Recently my daughter Shannon and I went antiquing.  We visited two quaint little antique stores in Lawton complete with their resident dogs that greeted us at the door.  Each had an impressive array of china, Depression glass, clocks, furniture, and ephemera.  Browsing through those remnants of the past, I wondered what it is that draws people to antiques.  After all, a one –hundred-year-old plate is just a piece of glass not much different from what we can buy in any modern department or discount store.  I know some people collect antiques with an eye for investment, but for most of us it something more visceral, an urge difficult to define but felt within.      
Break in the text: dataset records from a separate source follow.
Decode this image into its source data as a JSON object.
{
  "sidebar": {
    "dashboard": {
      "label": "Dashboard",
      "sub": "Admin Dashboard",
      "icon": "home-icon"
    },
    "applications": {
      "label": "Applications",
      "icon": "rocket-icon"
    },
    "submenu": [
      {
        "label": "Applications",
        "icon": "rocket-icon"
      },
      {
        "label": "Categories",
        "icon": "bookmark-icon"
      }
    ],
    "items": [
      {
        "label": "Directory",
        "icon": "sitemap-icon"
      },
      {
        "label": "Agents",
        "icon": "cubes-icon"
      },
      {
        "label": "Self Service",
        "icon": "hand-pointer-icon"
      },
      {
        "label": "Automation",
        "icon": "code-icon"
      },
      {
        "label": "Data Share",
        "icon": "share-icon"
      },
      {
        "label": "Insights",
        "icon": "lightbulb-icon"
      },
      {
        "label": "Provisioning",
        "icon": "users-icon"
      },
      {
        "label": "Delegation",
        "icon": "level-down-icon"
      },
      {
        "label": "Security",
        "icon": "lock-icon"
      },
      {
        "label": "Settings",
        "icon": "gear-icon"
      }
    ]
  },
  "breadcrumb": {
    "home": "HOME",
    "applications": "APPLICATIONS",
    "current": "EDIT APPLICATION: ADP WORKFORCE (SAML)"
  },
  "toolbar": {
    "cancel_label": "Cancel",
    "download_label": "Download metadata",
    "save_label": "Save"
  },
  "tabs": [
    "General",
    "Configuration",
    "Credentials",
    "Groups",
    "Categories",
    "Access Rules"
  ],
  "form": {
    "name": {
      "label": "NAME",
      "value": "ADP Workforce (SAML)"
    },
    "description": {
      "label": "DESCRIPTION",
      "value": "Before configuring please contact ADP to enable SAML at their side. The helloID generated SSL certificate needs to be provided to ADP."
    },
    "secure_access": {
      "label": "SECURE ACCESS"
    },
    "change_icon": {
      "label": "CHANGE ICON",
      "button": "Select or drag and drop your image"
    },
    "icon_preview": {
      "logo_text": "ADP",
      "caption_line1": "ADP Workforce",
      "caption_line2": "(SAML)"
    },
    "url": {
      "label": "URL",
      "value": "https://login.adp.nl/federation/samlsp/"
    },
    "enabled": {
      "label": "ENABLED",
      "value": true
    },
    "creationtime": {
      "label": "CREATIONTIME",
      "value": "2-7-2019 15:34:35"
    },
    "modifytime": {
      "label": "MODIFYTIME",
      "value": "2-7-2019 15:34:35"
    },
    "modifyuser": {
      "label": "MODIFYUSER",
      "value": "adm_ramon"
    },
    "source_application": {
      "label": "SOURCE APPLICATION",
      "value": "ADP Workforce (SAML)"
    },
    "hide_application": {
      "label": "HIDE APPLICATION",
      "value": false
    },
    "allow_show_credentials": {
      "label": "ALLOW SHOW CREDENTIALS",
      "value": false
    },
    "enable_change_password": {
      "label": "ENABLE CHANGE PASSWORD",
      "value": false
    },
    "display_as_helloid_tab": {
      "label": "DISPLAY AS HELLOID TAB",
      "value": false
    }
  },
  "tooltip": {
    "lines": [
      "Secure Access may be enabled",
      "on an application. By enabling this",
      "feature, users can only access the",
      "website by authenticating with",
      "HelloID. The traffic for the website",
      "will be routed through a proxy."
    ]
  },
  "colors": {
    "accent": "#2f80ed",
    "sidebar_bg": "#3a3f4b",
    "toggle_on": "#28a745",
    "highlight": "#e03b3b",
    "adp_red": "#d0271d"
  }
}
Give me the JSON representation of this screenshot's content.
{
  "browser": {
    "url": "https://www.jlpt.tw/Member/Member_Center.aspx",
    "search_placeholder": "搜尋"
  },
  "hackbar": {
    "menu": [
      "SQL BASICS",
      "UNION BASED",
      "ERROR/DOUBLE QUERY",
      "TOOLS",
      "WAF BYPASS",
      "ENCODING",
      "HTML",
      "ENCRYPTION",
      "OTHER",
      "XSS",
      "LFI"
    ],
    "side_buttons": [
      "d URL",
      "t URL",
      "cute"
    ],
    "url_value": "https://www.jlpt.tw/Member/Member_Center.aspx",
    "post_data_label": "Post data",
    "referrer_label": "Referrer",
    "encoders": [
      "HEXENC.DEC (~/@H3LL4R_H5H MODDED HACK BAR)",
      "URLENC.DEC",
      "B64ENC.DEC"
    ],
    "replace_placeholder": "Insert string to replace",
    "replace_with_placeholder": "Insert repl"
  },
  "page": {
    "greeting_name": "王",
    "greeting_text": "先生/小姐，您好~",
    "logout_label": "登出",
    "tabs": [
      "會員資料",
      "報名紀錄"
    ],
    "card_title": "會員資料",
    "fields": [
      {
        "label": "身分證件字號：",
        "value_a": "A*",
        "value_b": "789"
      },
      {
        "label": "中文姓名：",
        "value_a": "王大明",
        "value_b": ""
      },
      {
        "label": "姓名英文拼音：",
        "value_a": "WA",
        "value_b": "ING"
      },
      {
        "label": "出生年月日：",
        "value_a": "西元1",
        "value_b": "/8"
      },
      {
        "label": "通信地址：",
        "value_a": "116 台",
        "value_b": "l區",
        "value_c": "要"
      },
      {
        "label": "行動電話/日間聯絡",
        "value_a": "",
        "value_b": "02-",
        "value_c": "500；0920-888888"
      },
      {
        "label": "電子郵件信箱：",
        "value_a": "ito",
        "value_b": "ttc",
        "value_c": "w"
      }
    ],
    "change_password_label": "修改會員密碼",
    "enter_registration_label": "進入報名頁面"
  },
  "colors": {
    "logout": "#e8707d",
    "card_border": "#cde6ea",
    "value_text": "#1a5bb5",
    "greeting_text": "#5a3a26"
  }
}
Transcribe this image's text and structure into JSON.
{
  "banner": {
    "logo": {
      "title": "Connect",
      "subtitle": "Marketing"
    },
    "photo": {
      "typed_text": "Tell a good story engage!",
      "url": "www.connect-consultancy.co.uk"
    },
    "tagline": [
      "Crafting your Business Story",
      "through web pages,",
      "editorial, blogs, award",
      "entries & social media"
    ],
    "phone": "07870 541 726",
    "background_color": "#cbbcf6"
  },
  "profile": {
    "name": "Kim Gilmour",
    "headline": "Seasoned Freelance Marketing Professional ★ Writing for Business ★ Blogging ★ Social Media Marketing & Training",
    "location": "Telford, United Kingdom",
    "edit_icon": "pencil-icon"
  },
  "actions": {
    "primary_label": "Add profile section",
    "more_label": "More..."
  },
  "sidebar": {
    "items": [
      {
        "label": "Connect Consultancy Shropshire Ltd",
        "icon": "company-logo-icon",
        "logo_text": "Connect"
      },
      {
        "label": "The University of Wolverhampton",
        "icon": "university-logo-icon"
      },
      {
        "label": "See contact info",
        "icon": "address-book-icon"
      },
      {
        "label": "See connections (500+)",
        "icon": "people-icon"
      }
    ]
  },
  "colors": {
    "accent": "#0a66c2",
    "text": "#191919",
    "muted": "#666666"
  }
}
            I bought three items that day: a Depression glass serving bowl, a cutwork lace table runner, and a postal greeting card postmarked 1916. Of course, each item is a distinctly feminine item and provides a glance into the lives of the women in our past.  I can imagine a housewife in the desperate throes of the Great Depression collecting beautiful glassware when she purchased staples such as oatmeal or flour for her family.  Inexpensive, mass-produced dinnerware was often given as promotional items.  Lacking funds for even essential items, she still would have taken pride in setting a beautiful table.

            When I place the cutwork lace runner on my dining table, I will be mindful of the hours of tedious, painstaking work that went into producing it.  Handwork and quilting were often a woman’s way of creating art under the guise of producing something practical for the home. Women also used these art forms as a way of occupying their minds in times of trouble and isolation on prairie homesteads. In Susan Glaspell’s short story “A Jury of Her Peers,” the main character uses piecing a quilt to “take up her mind.”

            Finally, the 1916 postcard will add to my Victorian postcard collection.  I collect these cards as a tangible way to connect to the past.  People seemed to use them the way we use email and text messages.  They were brief ways to let a special person know that someone was thinking of her.  It seems that most of the cards were to and from women—just like today where women maintain the lines of communication.

            I recently saw the movie Monuments Men, which tells the true story of a group of artists and art historians who saved valuable artwork stolen by the Nazis.  George Clooney’s character says that the mission was about saving a culture.  While Depression glass and needlework are not quite the same as French Impressionist paintings, they are products of our culture.  These everyday items of women’s lives give us links to times gone by.

Monday, March 3, 2014

Pining for Spring


I don’t know about the rest of you, but I am through with winter.  I am ready to be released from this frigid grip, but as I gaze out my office window, I see overcast skies, a snow-blanketed expanse of grass, and daggers of ice hanging ominously from the eaves. I desperately need blue skies and sunshine.

            I know people from the northern areas of our continent would call me a wimp.  Well, so be it. Winter misery is exactly why I do not live any further north than Oklahoma.  Other winter-loving friends will expound on the beauty of the snow and ice.  Just send me a picture.  I will enjoy winter’s glories vicariously.

            I have taken to buying little pieces of spring to tide me over until the real thing arrives.  I purchased a wall calendar with illustrations of vintage seed catalogs.  The month of February’s picture of pansies can almost make me forget that my own pansies lie encased in ice on my front porch.  I also bought a bouquet of yellow tulips recently. They sat cheerily on my kitchen table as the snow and ice turned my back patio into a skating rink.  Then desperate optimist that I am, I bought a rose bush.  Yes, a rose bush.  For some unknown reason, one of the local stores had them on sale, so I bought one and carried it home in the freezing fog.  It sits forlornly in my front hall waiting to be transplanted into warm earth.

            Spring will come eventually.  As always in Oklahoma, there will be several false starts, but the season will change, and the earth and my spirits will renew.